Mme X sollicite un rappel de salaire pour la période du 15 avril au 11 octobre 2019.

La salariée sollicite à cette fin la fixation de ce salaire à la somme mensuelle de 3.333 euros, faisant valoir qu’en contrat à durée indéterminée, elle aurait pu bénéficier d’un salaire de 40.000 euros annuel, en se référant à une offre d’emploi correspondant au poste qu’elle a occupé au sein de la société Makeup Bag retenant la qualification de « Chef de projet digital » et une fourchette de salaire comprise entre 30.000 et 40.000 euros bruts, l’employeur reconnaissant que cette offre de poste correspond à celle d’un cadre.

S’agissant d’un emploi en reconversion et aucun élément comparatif n’étant produit aux débats, il convient de retenir un salaire de référence d’un montant de 30.000 euros soit la somme de 2.500 euros mensuel.

Du 15 avril au 11 octobre 2019, Mme X a perçu une gratification de stage d’un montant total de 3.432 euros.

Il convient de lui allouer la somme de (15.000 – 3.432) = 11.568 euros au titre de ce rappel de salaire outre la somme de 115.68 euros au titre des congés payés afférents.

 

2.3) Sur le rappel de salaire pour la période allant du 1er au 7 avril 2019

Mme X prétend avoir commencé à travailler dès le 1er avril 2019.

Il résulte des mails échangés quant à la transmission de missions, et la participation de Mme X a des réunions durant cette période, comme l’atteste la réalisation de comptes-rendus, il convient de retnir que son travail au sein de la société Makeup Bag a débuté le 1er avril 2019.
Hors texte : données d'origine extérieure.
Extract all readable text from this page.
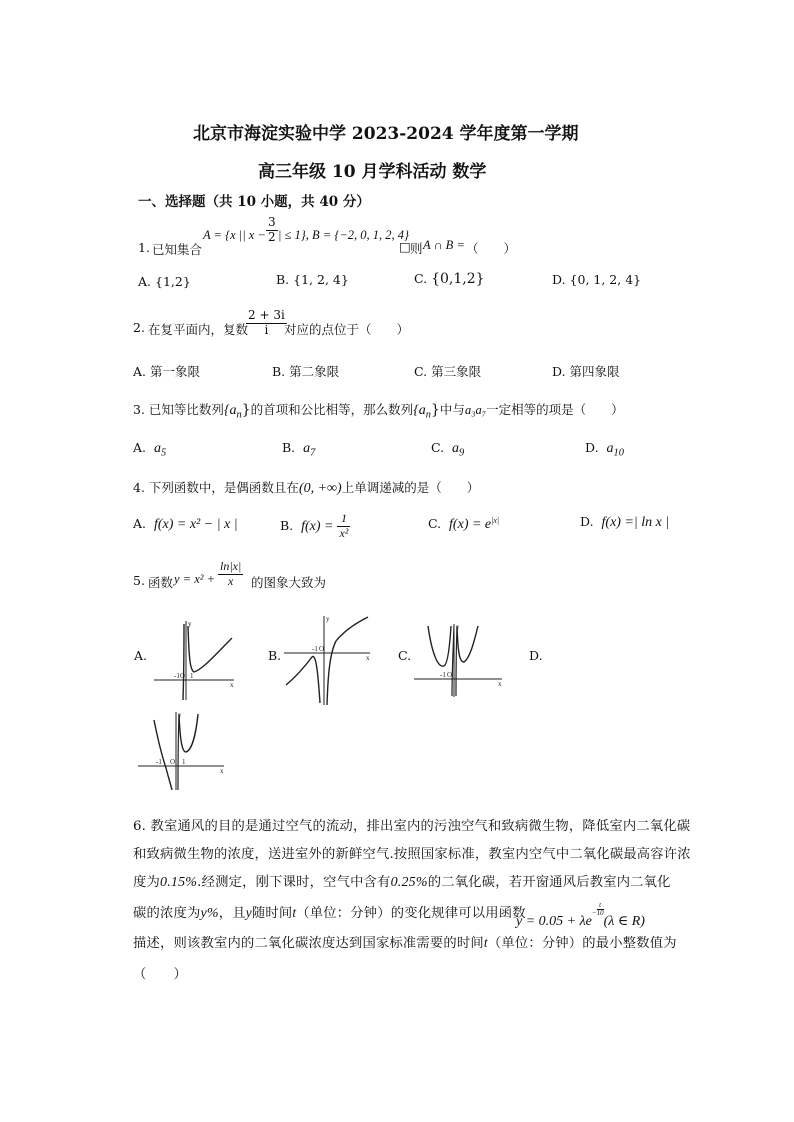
北京市海淀实验中学 2023-2024 学年度第一学期
高三年级 10 月学科活动 数学
一、选择题（共 10 小题，共 40 分）
1. 已知集合
A = {x || $x - \frac{3}{2}$ | ≤ 1}, B = {−2, 0, 1, 2, 4}
□ 则 A ∩ B = （　　）
A. {1,2}	B. {1, 2, 4}	C. {0,1,2}	D. {0, 1, 2, 4}
2. 在复平面内，复数
$\frac{2 + 3i}{i}$
对应的点位于（　　）
A. 第一象限	B. 第二象限	C. 第三象限	D. 第四象限
3. 已知等比数列$\{a_n\}$的首项和公比相等，那么数列$\{a_n\}$中与a₃a₇一定相等的项是（　　）
A. $a_5$	B. $a_7$	C. $a_9$	D. $a_{10}$
4. 下列函数中，是偶函数且在(0, +∞)上单调递减的是（　　）
A. f(x) = x² − | x |	B. $f(x) = \frac{1}{\text{x²}}$	C. $f(x) = e^{|x|}$	D. f(x) =| ln x |
5. 函数 $y = x^2 + \frac{\ln|x|}{x}$ 的图象大致为
A.	B.	C.	D.
y
x
-1 O 1
y
x
-1 O
y
x
-1 O
y
x
-1 O 1
6. 教室通风的目的是通过空气的流动，排出室内的污浊空气和致病微生物，降低室内二氧化碳
和致病微生物的浓度，送进室外的新鲜空气.按照国家标准，教室内空气中二氧化碳最高容许浓
度为0.15%.经测定，刚下课时，空气中含有0.25%的二氧化碳，若开窗通风后教室内二氧化
碳的浓度为y%，且y随时间t（单位：分钟）的变化规律可以用函数
$y = 0.05 + \lambda e- \frac{t}{10}$
(λ ∈ R)
描述，则该教室内的二氧化碳浓度达到国家标准需要的时间t（单位：分钟）的最小整数值为
（　　）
Il convient de retenir une durée du travail de 39 heures hebdomadaires effectuées.

Le salaire de référence ayant été fixé à la somme de 2.500 euros mensuel, correspondant à un salaire horaire de 16,5 euros, il convient d’allouer à Mme X un rappel de salaire à ce titre d’un montant de 645 euros outre la somme de 64,50 euros au titre des congés payés afférents.

 

2.4) Sur les indemnités de rupture

2.4.1) Sur la demande au titre de l’indemnité compensatrice de préavis ainsi que les congés payés afférents

En qualité de salarié cadre Mme X, est donc fondée à obtenir une indemnité compensatrice de préavis de trois mois conformément à la convention collective applicable au contrat de travail à savoir la convention collective nationale de travail des cadres, techniciens et employés de la publicité française du 22 avril 1955 (IDCC 86).

Il convient de lui allouer à ce titre la somme de 7.500 euros à ce titre outre celle de 750 euros au titre des congés payés afférents.

 

2.4.2) Sur la demande d’indemnité pour licenciement sans cause réelle et sérieuse

Mme X sollicite au titre du licenciement abusif en réparation de son préjudice moral et financier la somme d’un mois de salaire, soit 3.333 euros nets.
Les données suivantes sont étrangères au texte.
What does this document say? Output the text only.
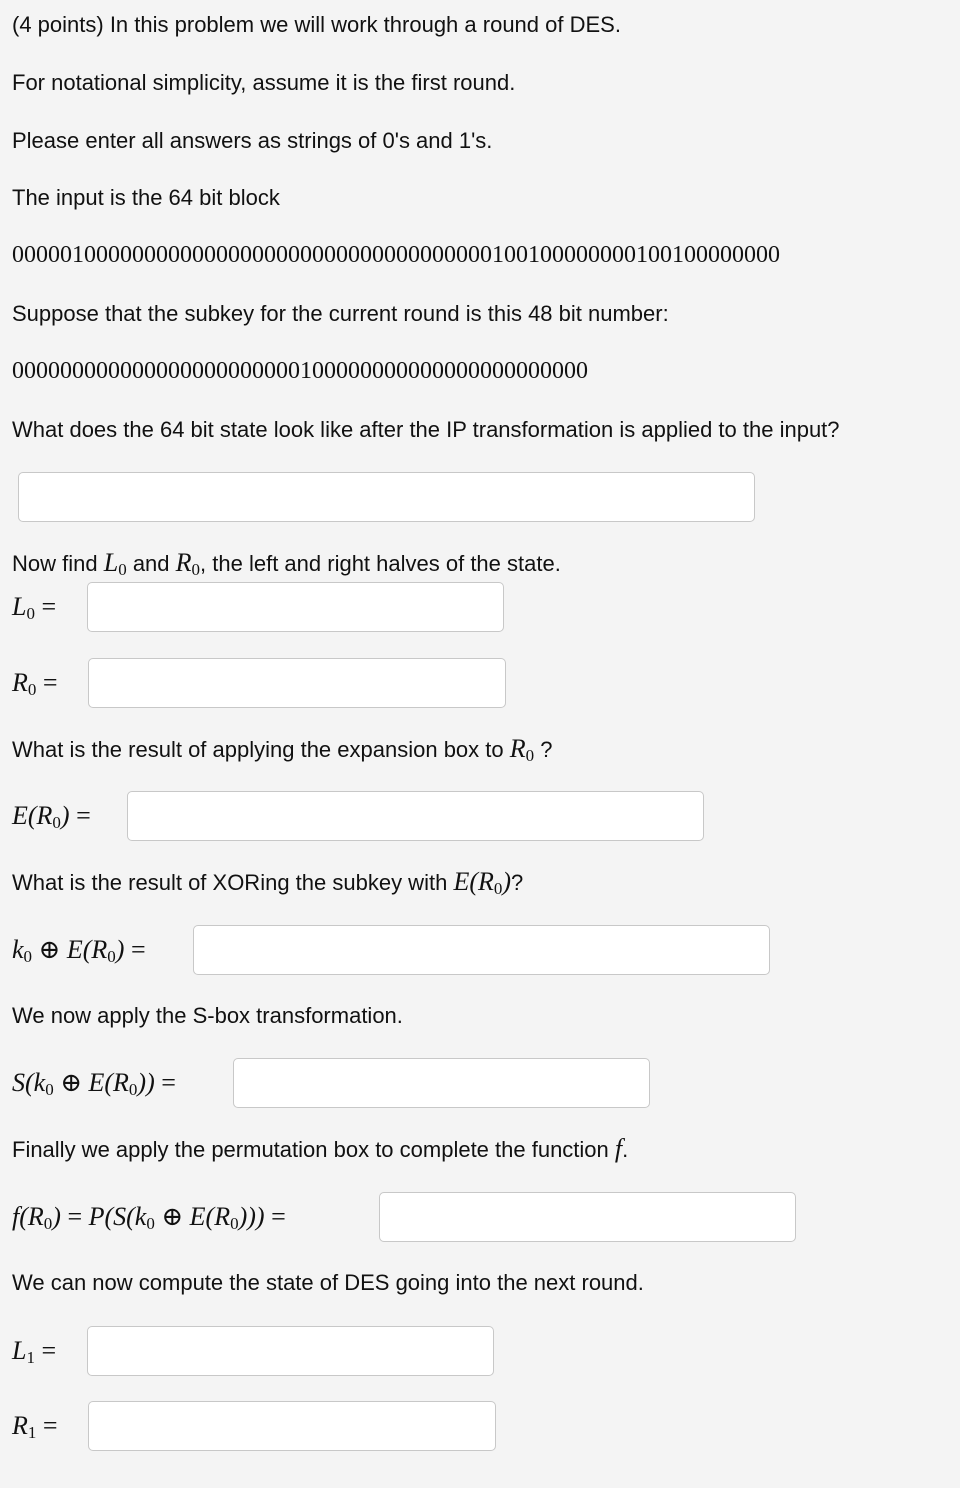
(4 points) In this problem we will work through a round of DES.
For notational simplicity, assume it is the first round.
Please enter all answers as strings of 0's and 1's.
The input is the 64 bit block
0000010000000000000000000000000000000000100100000000100100000000
Suppose that the subkey for the current round is this 48 bit number:
000000000000000000000000100000000000000000000000
What does the 64 bit state look like after the IP transformation is applied to the input?
Now find $L_0$ and $R_0$, the left and right halves of the state.
$L_0$ =
$R_0$ =
What is the result of applying the expansion box to $R_0$ ?
$E(R_0)$ =
What is the result of XORing the subkey with $E(R_0)$?
$k_0$ ⊕ $E(R_0)$ =
We now apply the S-box transformation.
$S(k_0$ ⊕ $E(R_0)$) =
Finally we apply the permutation box to complete the function f.
$f(R_0) = P(S(k_0$ ⊕ $E(R_0)$)) =
We can now compute the state of DES going into the next round.
$L_1$ =
$R_1$ =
Conformément aux dispositions de l’article L.1235-3 du code du travail, elle peut prétendre au paiement d’une indemnité n’excédant pas un mois de salaire brut.

Au vu de son âge et de son ancienneté de six mois, il convient de lui allouer une indemnité d’un montant de 1.500 euros brut.

 

2.5) Sur les heures supplémentaires

L’horaire de travail était de 39 heures hebdomadaires.

Mme X justifie de la réalité de ses heures supplémentaires par la production de tableaux mensuels indiquant précisément ses heures d’arrivée et de départ, ainsi que ses temps de pause pour chaque jour travaillé, de courriels attestant des envois à des heures tardives de documents ainsi que de ses agendas hebdomadaires attestant du contenu de ses rendez-vous et réunions.

Ces éléments sont suffisamment précis pour permettre à l’employeur d’y répondre.

L’employeur, qui doit assurer le contrôle de la durée de travail de ses salariés, se contente de contester la réalisation d’heures supplémentaires accomplies sans apporter aucun élément aux débats en réponse.

Les heures supplémentaires résultaient de la charge de travail accomplie.

Au vu de l’ensemble de ces éléments ainsi recueillis, il convient de retenir que des heures supplémentaires ont été accomplies sans être rémunérées, dans une moindre mesure cependant que celle alléguée. Il lui est alloué la somme de 1.000 euros outre 100 euros au titre des congés payés afférents.

 

2.6) Sur le travail dissimulé

En l’espèce, en versant à Mme X une rémunération au titre d’un stage alors qu’elle occupait un poste, la société Makeup Bag s’est intentionnellement soustraite à ses obligations telles que rappelées ci-dessus et il sera fait droit à la demande formée par la salariée au titre de l’article L.8221-5 du code du travail.

L’employeur sera en conséquence condamné à lui verser une somme de 6x 2.500 euros soit la somme de 15.000 euros.

 

2.7) Sur le harcèlement moral : débouté

Mme X prétend avoir subi les actes de harcèlement moral suivants :

-          Des comportements déplacés de la part de M. V et violences verbales ;

-          Une surveillance excessive de son travail ;

-          Des entretiens intimidants et vexatoires ;

-          Non-paiement de ses heures supplémentaires contractuelles malgré ses demandes ;

-          Une éviction et d’une mise à l’écart avant le terme de son stage.

 

Toutefois, Mme X n’établit pas la matérialité des faits qu’elle invoque à l’appui de sa demande.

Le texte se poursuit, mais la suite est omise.